If you look just to the top left of Orion, there’s a small, unassuming, cluster of stars.

It doesn’t look like very much. Even a single, ten second, camera exposure doesn’t reveal a great deal.

However, if you persist in taking photos for about half an hour, and then artificially brighten the result, you get this.

This is the Rosette Nebula. Taken last night, 22 Feb, with my Seestar S50. This description from Wikipedia.

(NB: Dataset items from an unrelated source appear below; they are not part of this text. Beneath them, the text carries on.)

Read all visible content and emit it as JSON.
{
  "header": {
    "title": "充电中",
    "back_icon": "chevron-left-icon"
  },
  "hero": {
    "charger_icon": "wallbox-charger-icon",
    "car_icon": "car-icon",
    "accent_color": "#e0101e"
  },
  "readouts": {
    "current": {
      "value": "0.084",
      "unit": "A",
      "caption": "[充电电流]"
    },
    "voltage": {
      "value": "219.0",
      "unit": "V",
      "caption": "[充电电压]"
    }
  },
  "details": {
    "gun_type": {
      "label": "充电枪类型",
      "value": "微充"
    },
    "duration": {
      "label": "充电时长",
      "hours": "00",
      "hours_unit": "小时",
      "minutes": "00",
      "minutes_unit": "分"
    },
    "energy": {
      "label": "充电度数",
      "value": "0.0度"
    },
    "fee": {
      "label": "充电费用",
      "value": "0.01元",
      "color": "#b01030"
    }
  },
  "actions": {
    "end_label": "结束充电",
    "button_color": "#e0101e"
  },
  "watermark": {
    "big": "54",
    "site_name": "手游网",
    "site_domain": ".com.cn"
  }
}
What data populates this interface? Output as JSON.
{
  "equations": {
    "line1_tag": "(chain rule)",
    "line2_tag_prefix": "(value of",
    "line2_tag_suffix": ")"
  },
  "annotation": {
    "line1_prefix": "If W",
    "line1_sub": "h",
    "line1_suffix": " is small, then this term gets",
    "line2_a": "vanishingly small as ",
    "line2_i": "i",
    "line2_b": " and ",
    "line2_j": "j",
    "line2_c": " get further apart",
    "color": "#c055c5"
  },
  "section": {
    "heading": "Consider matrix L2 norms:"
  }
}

“The cluster and nebula lie at a distance of 5,000 light-years from Earth[6] and measure roughly 130 light years in diameter. The radiation from the young stars excites the atoms in the nebula, causing them to emit radiation themselves producing the emission nebula we see. The mass of the nebula is estimated to be around 10,000 solar masses.”

https://en.wikipedia.org/wiki/Rosette_Nebula

The Sky at Night has more information and pictures.

https://www.skyatnightmagazine.com/astrophotography/nebulae/the-rosette-nebula

5 thoughts on “The Rosette Nebula

  1. just saw this, apologies to those already aware: “Skywatchers are in for a treat this week as seven planets – Mars, Jupiter, Uranus, Venus, Neptune, Mercury, and Saturn will all be briefly visible in the evening sky.

    This phenomenon, known as a ‘planetary parade’ is a rare sight, and it will be the last time seven planets can be seen simultaneously so well until 2040.

    The best chance to see as many planets as possible will be just after sunset on Tuesday, Wednesday, Thursday and Friday.

    Four of the planets – Mercury, Venus, Jupiter, and Mars – will be visible to the naked eye. Saturn will be harder to see because it will be low in the horizon. You will need a telescope to spot the other two planets – Uranus and Neptune.”